Multicolumn Index Order in Postgres
We started to notice some speed issues yesterday with certain queries in one of the largest tables (~50 million rows) in our PostgresSQL database, and we wanted to share some of the results of the investigation.
During our tests today, we noticed that the slow queries ordered by id DESC
were running in about 5 seconds, and queries that were ordered by
created_at DESC
were running in 0.1 milliseconds. Multicolumn indexes were present for both queries to use, and EXPLAIN ANALYZE
showed that the queries hitting those indexes with an index scan.
This led to the obvious question: wtf?
After some investigation, we found that the order of columns in the index were reversed. One had the columns defined as (feed_id, created_at DESC)
and
the other had the columns defined as (id DESC, feed_id)

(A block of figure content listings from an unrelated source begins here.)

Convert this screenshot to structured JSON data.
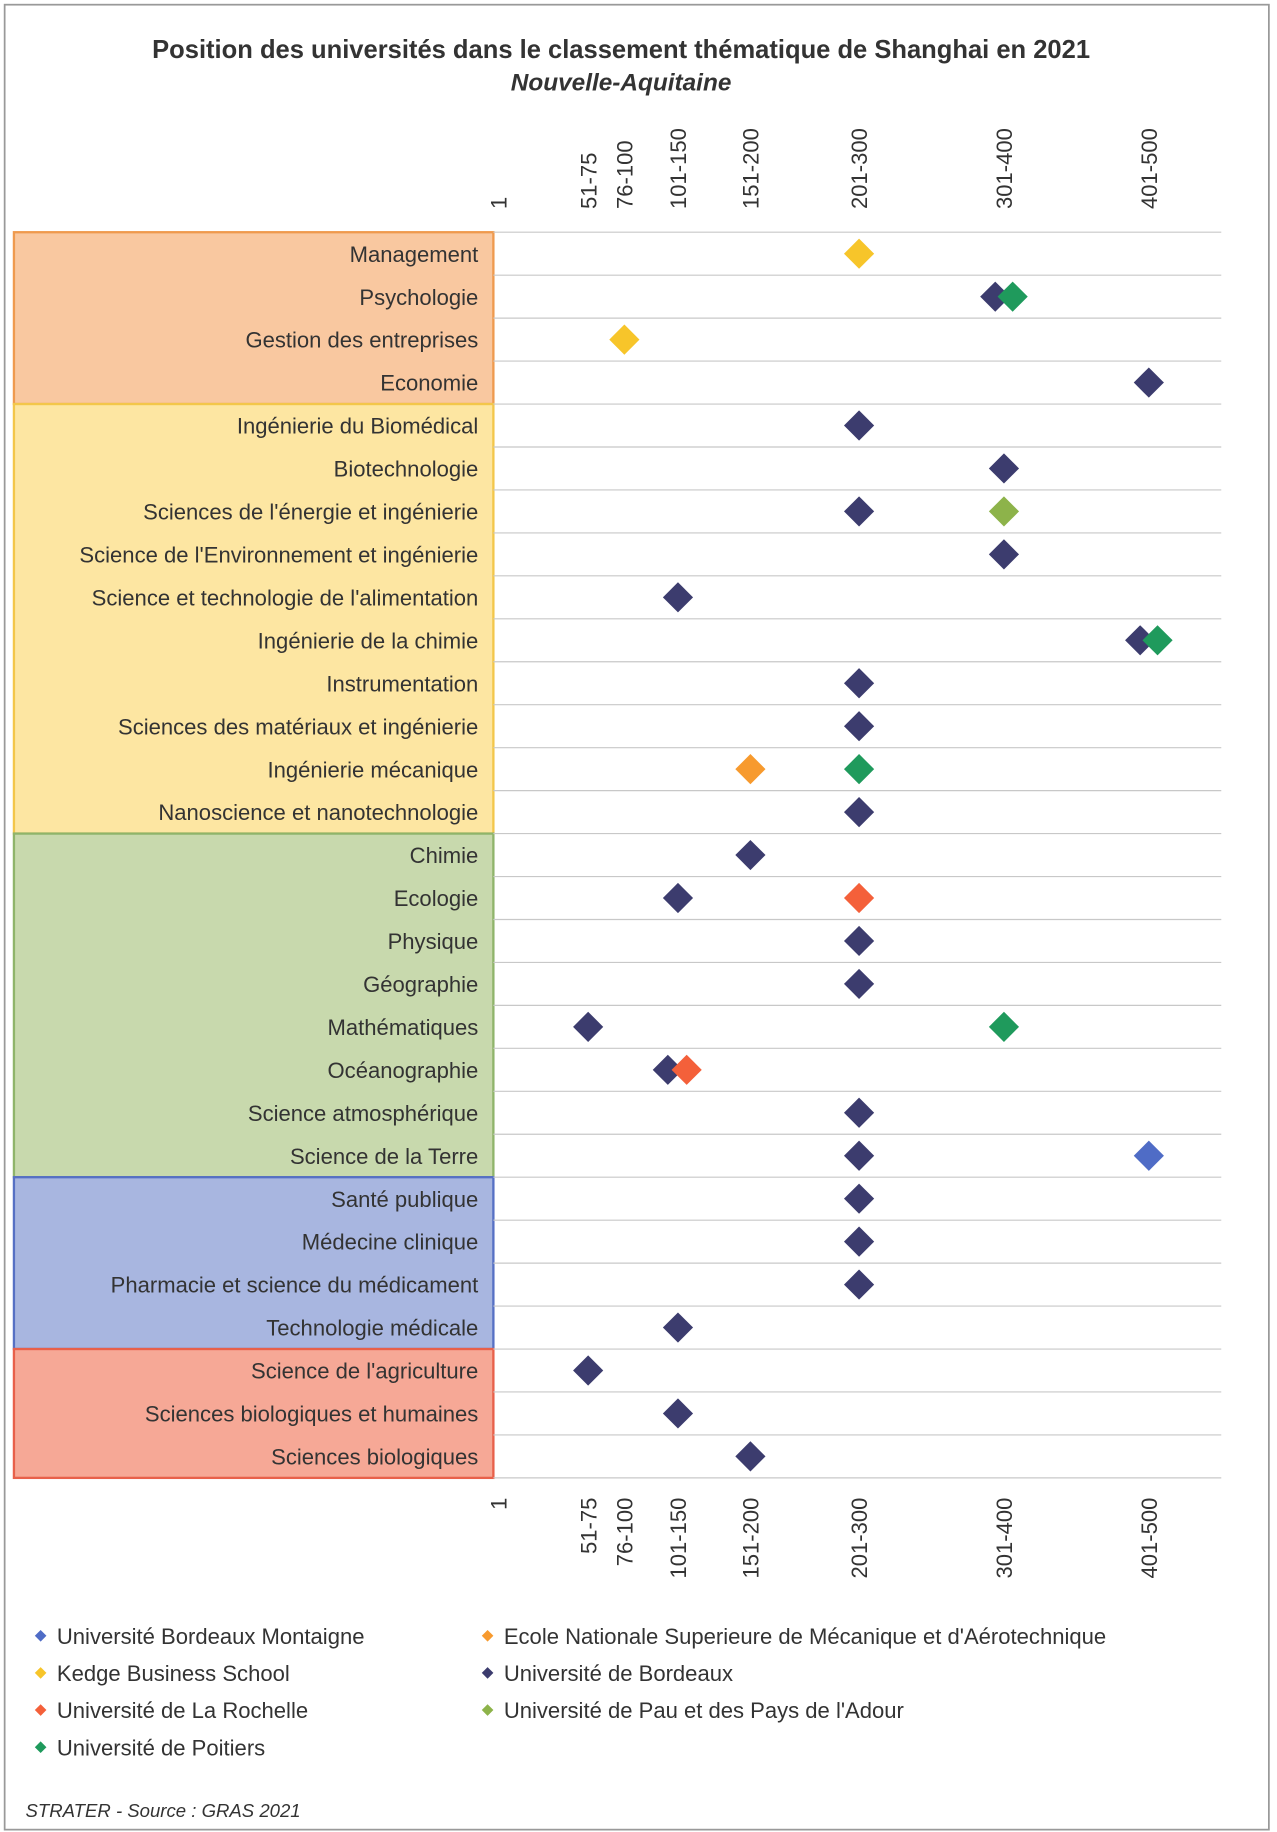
{
  "chart_data": {
    "type": "dot",
    "title": "Position des universités dans le classement thématique de Shanghai en 2021",
    "subtitle": "Nouvelle-Aquitaine",
    "source": "STRATER - Source : GRAS 2021",
    "categories": [
      "Management",
      "Psychologie",
      "Gestion des entreprises",
      "Economie",
      "Ingénierie du Biomédical",
      "Biotechnologie",
      "Sciences de l'énergie et ingénierie",
      "Science de l'Environnement et ingénierie",
      "Science et technologie de l'alimentation",
      "Ingénierie de la chimie",
      "Instrumentation",
      "Sciences des matériaux et ingénierie",
      "Ingénierie mécanique",
      "Nanoscience et nanotechnologie",
      "Chimie",
      "Ecologie",
      "Physique",
      "Géographie",
      "Mathématiques",
      "Océanographie",
      "Science atmosphérique",
      "Science de la Terre",
      "Santé publique",
      "Médecine clinique",
      "Pharmacie et science du médicament",
      "Technologie médicale",
      "Science de l'agriculture",
      "Sciences biologiques et humaines",
      "Sciences biologiques"
    ],
    "category_groups": [
      {
        "count": 4,
        "color": "#f9c8a0",
        "border": "#ef9a4e"
      },
      {
        "count": 10,
        "color": "#fde6a2",
        "border": "#f3c64a"
      },
      {
        "count": 8,
        "color": "#c8d9ad",
        "border": "#8fb46a"
      },
      {
        "count": 4,
        "color": "#a8b6e0",
        "border": "#5670c4"
      },
      {
        "count": 3,
        "color": "#f6a896",
        "border": "#e8604a"
      }
    ],
    "xlim": [
      0,
      500
    ],
    "xticks": [
      1,
      {
        "value": 63,
        "label": "51-75"
      },
      {
        "value": 88,
        "label": "76-100"
      },
      {
        "value": 125,
        "label": "101-150"
      },
      {
        "value": 175,
        "label": "151-200"
      },
      {
        "value": 250,
        "label": "201-300"
      },
      {
        "value": 350,
        "label": "301-400"
      },
      {
        "value": 450,
        "label": "401-500"
      }
    ],
    "grid": true,
    "series": [
      {
        "name": "Université Bordeaux Montaigne",
        "color": "#4f6cc6",
        "values": [
          null,
          null,
          null,
          null,
          null,
          null,
          null,
          null,
          null,
          null,
          null,
          null,
          null,
          null,
          null,
          null,
          null,
          null,
          null,
          null,
          null,
          450,
          null,
          null,
          null,
          null,
          null,
          null,
          null
        ]
      },
      {
        "name": "Ecole Nationale Superieure de Mécanique et d'Aérotechnique",
        "color": "#f79a2e",
        "values": [
          null,
          null,
          null,
          null,
          null,
          null,
          null,
          null,
          null,
          null,
          null,
          null,
          175,
          null,
          null,
          null,
          null,
          null,
          null,
          null,
          null,
          null,
          null,
          null,
          null,
          null,
          null,
          null,
          null
        ]
      },
      {
        "name": "Kedge Business School",
        "color": "#f7c52a",
        "values": [
          250,
          null,
          88,
          null,
          null,
          null,
          null,
          null,
          null,
          null,
          null,
          null,
          null,
          null,
          null,
          null,
          null,
          null,
          null,
          null,
          null,
          null,
          null,
          null,
          null,
          null,
          null,
          null,
          null
        ]
      },
      {
        "name": "Université de Bordeaux",
        "color": "#3c3c6e",
        "values": [
          null,
          344,
          null,
          450,
          250,
          350,
          250,
          350,
          125,
          444,
          250,
          250,
          null,
          250,
          175,
          125,
          250,
          250,
          63,
          118,
          250,
          250,
          250,
          250,
          250,
          125,
          63,
          125,
          175
        ]
      },
      {
        "name": "Université de La Rochelle",
        "color": "#f4603a",
        "values": [
          null,
          null,
          null,
          null,
          null,
          null,
          null,
          null,
          null,
          null,
          null,
          null,
          null,
          null,
          null,
          250,
          null,
          null,
          null,
          131,
          null,
          null,
          null,
          null,
          null,
          null,
          null,
          null,
          null
        ]
      },
      {
        "name": "Université de Pau et des Pays de l'Adour",
        "color": "#8db34a",
        "values": [
          null,
          null,
          null,
          null,
          null,
          null,
          350,
          null,
          null,
          null,
          null,
          null,
          null,
          null,
          null,
          null,
          null,
          null,
          null,
          null,
          null,
          null,
          null,
          null,
          null,
          null,
          null,
          null,
          null
        ]
      },
      {
        "name": "Université de Poitiers",
        "color": "#1f9a5c",
        "values": [
          null,
          356,
          null,
          null,
          null,
          null,
          null,
          null,
          null,
          456,
          null,
          null,
          250,
          null,
          null,
          null,
          null,
          null,
          350,
          null,
          null,
          null,
          null,
          null,
          null,
          null,
          null,
          null,
          null
        ]
      }
    ]
  }
}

. After looking at the PostgresSQL docs for multicolumn indexes, the issue was clear.
It turns out that you need to define your indexes with a constraint (feed_id
) first, so that you are only scanning a portion of the index. By defining
id
first, the full index was scanned, which resulted in very slow queries. We switched the order of the columns in the index to (feed_id, id DESC)
and the queries
are now running in the ~0.1 ms range, so you should notice that things are now much more responsive.
Please check out the relevant docs in the PostgresSQL 9.5 manual if you would like more info about multicolumn indexes.